His debut album is a paean to his upbringing, rife with working-class hero lyrics - 'Stuck in speed bump city where the only thing that's pretty is the thought of getting out / There's a tower block overhead, all you got's your benefits and you're barely scraping by', for instance.

Its rasping melodies, sung with a rusty 10-cigarette-a-day lilt, have seen him dubbed 'an East Midlands Bob Dylan', but he is sanguine about the comparison. "Bob Dylan's cool, you know, he's great, but he's not a major influence."

Bugg's main aim with the record was 'to get people picking up guitars again'. He has taken some flack for too-perfect sepia-toned album imagery and co-writing credits with the professional songwriter Iain Archer, with some critics sniffing the stamp of a marketing team, but Bugg is so grumpy I doubt he'd let anyone tell him what to do.

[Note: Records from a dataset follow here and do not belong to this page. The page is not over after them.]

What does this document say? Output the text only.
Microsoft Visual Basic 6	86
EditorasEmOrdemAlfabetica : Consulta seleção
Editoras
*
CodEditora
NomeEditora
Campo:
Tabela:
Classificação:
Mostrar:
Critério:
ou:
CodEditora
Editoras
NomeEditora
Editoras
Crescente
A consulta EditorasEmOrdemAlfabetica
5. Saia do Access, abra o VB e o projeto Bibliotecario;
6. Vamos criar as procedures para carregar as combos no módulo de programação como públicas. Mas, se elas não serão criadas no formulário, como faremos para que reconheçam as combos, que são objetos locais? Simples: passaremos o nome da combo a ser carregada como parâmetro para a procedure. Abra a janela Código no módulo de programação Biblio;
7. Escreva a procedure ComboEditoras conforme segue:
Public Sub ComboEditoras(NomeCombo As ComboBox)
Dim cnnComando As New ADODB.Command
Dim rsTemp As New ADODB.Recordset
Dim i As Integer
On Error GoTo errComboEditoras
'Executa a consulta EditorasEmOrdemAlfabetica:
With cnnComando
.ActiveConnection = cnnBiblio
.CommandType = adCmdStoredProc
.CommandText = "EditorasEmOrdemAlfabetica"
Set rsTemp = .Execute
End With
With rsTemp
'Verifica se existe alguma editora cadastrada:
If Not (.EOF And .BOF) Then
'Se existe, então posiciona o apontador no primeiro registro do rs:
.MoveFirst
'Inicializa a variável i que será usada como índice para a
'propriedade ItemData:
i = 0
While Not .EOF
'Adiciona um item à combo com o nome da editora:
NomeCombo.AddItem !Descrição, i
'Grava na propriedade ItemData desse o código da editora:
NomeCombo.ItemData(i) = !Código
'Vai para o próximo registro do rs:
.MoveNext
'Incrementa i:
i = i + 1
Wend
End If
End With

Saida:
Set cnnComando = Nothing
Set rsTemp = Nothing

"They basically signed me and said, "Go away and do your thing." When I was writing with Iain, we had a fag, a cup of tea, a bit of a play. The way I see it, it's jamming. Everything has built up naturally - if I was to turn up in a bright fluorescent tracksuit then someone might be having words, you know, but otherwise, I just have to be me.'

The all-important second album beckons, but Bugg's not nervous. "I've achieved what I wanted to do. Got a number one. Met my idols - Don McLean and Jimmy Page."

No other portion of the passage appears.